The European Court of Human Rights (ECHR) unanimously ruled that the French anti-prostitution law does not violate the European Convention on Human Rights.
The ruling followed a petition from 261 prostituted women of various nationalities, who filed a complaint with the ECHR in 2019, pointing out that “the law seriously endangered their physical and mental integrity and health and radically infringed on the right to respect for private life, personal autonomy and sexual freedom”.
The Court judged the applicant’s complaint based on Article 8 of the Convention, which refers to the right to respect everyone’s private and family life, and stated that they “were fully aware of the undeniable difficulties and risks to which prostituted people are exposed while exercising their activity”.
But they added that these were “already present and observed before the adoption of the law” in 2016.
Taking all that into account, the ECHR held that “the French authorities had not overstepped their discretion, and had struck a fair balance between the competing interests involved”.
Although the Strasbourg judges ruled that the French legislation did not violate Article 8, they also underlined that “problems linked to prostitution raised very sensitive moral and ethical questions, giving rise to different, often conflicting, views”,
“There was still no general consensus among the member States of the Council of Europe, or even within the various international organisations examining the issue, on how best to approach prostitution”, added the ECHR.
Furthermore, “recourse to the general criminalisation of the purchase of sexual acts as a means of combating human trafficking was currently the subject of heated debate, giving rise to wide differences of opinion at both European and international level, without a clear position emerging”.
That is why the ECHR called on the French authorities “to constantly review their approach and adapt it where necessary in order to take account of social developments and international standards”.
Judgment M.A. and Others v.
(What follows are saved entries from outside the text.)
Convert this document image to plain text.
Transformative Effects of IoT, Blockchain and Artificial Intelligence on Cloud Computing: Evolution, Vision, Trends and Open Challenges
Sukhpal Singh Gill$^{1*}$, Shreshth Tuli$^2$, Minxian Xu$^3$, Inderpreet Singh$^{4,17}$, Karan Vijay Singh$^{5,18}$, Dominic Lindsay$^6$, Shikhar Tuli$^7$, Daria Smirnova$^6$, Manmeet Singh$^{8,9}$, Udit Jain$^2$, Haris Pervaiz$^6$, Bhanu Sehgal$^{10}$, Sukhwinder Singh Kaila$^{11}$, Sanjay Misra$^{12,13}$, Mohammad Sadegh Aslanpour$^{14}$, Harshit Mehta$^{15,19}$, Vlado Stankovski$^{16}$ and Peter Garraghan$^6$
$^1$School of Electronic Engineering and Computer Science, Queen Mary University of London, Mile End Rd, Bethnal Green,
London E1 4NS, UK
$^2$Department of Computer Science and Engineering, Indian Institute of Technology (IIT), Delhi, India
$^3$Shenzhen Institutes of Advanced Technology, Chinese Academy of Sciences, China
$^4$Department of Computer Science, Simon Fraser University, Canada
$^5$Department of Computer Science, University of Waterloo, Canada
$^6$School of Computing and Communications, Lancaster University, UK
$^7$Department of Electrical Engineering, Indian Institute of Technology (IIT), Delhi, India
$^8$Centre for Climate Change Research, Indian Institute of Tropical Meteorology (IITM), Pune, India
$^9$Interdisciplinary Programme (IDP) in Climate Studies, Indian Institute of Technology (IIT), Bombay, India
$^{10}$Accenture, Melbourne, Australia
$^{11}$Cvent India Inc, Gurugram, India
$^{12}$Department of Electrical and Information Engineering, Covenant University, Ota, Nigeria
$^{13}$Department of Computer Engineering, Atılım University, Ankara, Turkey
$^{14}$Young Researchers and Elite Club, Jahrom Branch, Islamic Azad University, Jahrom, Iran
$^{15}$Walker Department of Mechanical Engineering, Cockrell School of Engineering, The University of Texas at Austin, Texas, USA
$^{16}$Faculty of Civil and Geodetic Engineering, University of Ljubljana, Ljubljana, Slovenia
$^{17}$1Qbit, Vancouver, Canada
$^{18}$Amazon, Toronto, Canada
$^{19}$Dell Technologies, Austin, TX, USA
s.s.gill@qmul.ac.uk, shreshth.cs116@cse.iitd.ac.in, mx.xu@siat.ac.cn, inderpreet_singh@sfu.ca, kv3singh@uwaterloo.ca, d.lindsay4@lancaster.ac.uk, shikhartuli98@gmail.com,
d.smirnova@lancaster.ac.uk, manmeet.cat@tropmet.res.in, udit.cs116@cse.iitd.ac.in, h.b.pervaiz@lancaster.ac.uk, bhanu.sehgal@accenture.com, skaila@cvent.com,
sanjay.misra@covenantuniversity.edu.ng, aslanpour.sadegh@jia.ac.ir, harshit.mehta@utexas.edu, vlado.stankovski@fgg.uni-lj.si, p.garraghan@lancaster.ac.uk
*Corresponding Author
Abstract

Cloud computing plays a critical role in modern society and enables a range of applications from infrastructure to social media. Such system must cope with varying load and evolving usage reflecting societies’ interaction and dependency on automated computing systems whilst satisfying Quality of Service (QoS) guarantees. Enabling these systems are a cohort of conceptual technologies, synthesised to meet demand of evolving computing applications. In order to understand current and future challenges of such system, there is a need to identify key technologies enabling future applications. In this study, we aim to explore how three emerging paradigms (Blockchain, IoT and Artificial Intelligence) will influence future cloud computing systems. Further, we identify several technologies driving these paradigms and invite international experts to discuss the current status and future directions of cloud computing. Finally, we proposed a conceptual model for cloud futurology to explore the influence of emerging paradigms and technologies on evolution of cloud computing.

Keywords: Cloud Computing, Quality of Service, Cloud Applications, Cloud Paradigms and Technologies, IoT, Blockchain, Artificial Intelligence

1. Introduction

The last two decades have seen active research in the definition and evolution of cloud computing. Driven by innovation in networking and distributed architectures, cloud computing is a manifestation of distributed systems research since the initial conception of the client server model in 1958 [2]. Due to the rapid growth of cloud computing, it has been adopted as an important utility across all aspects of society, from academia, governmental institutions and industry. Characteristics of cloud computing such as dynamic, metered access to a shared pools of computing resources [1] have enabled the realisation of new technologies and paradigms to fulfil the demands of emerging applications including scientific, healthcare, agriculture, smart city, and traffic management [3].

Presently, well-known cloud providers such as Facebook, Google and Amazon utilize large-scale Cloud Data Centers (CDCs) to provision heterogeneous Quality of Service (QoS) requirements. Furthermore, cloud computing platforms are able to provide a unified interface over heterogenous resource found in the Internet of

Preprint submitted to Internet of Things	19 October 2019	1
France - Criminalisation of the purchase of sexual acts is not a violation of the Conventionhttps://t.co/6t1olqGCTt#ECHR #CEDH #ECHRpress pic.twitter.com/GZOEfjghbM
— ECHR CEDH (@ECHR_CEDH) July 25, 2024
The debate over prostitution has raged on for decades in Europe.
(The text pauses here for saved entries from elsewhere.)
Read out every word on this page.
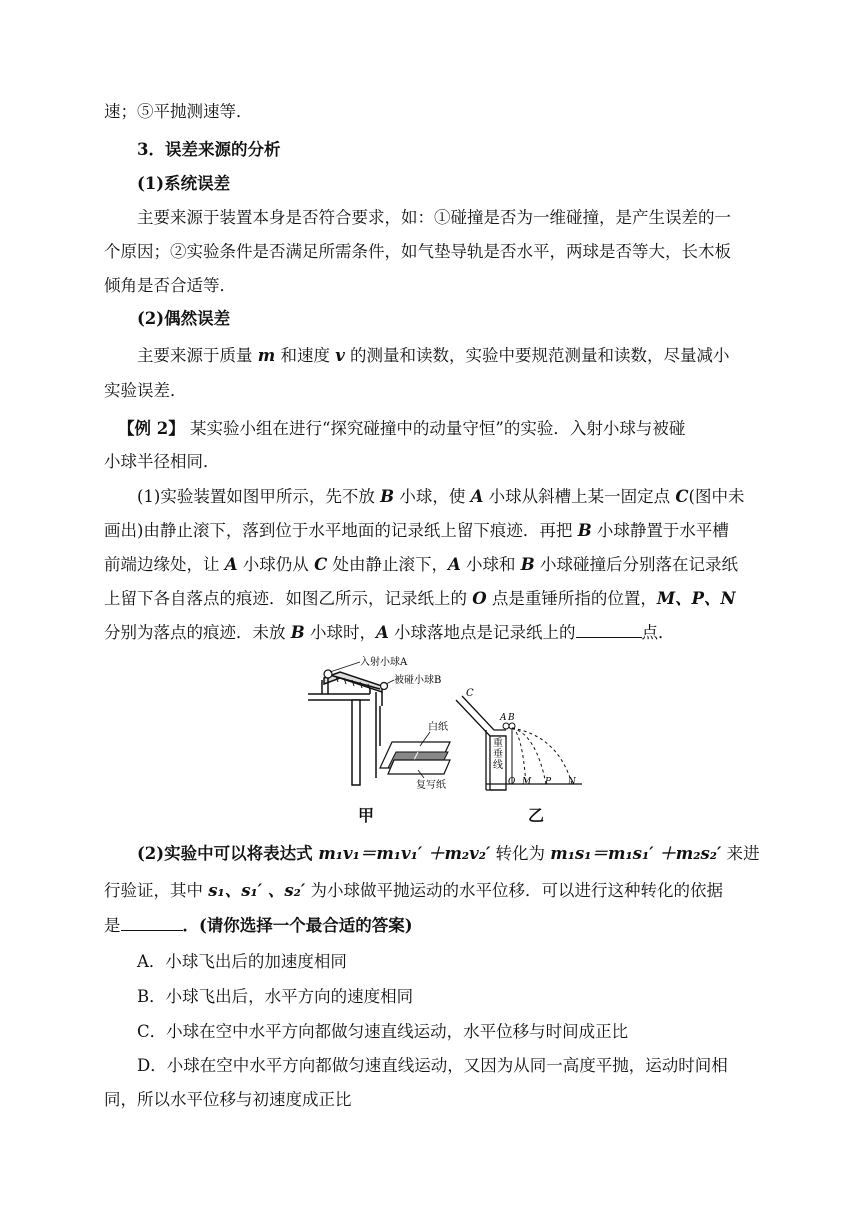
速；⑤平抛测速等．
3．误差来源的分析
(1)系统误差
主要来源于装置本身是否符合要求，如：①碰撞是否为一维碰撞，是产生误差的一
个原因；②实验条件是否满足所需条件，如气垫导轨是否水平，两球是否等大，长木板
倾角是否合适等．
(2)偶然误差
主要来源于质量 m 和速度 v 的测量和读数，实验中要规范测量和读数，尽量减小
实验误差．
【例 2】 某实验小组在进行“探究碰撞中的动量守恒”的实验．入射小球与被碰
小球半径相同．
(1)实验装置如图甲所示，先不放 B 小球，使 A 小球从斜槽上某一固定点 C(图中未
画出)由静止滚下，落到位于水平地面的记录纸上留下痕迹．再把 B 小球静置于水平槽
前端边缘处，让 A 小球仍从 C 处由静止滚下，A 小球和 B 小球碰撞后分别落在记录纸
上留下各自落点的痕迹．如图乙所示，记录纸上的 O 点是重锤所指的位置，M、P、N
分别为落点的痕迹．未放 B 小球时，A 小球落地点是记录纸上的	点．
入射小球A
被碰小球B
白纸
复写纸
C
A B
重垂线
O M P N
甲	乙
(2)实验中可以将表达式 m₁v₁＝m₁v₁′ ＋m₂v₂′ 转化为 m₁s₁＝m₁s₁′ ＋m₂s₂′ 来进
行验证，其中 s₁、s₁′ 、s₂′ 为小球做平抛运动的水平位移．可以进行这种转化的依据
是	．(请你选择一个最合适的答案)
A．小球飞出后的加速度相同
B．小球飞出后，水平方向的速度相同
C．小球在空中水平方向都做匀速直线运动，水平位移与时间成正比
D．小球在空中水平方向都做匀速直线运动，又因为从同一高度平抛，运动时间相
同，所以水平位移与初速度成正比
In 2016, the French National Assembly passed a law that prohibits the purchase of sexual services, but not the offer, following the so called Nordic model that Sweden implemented for the fist tie in Europe in 1999, followed by Norway and Northern Ireland.
Meanwhile, in 2022, Belgium became the only country in Europe to decriminalise sex work.
Netherlands, Germany, Switzerland and Austria all have some form of legalised prostitution, while in Spain and Italy, there has been a heated political debate on the issue in the last years.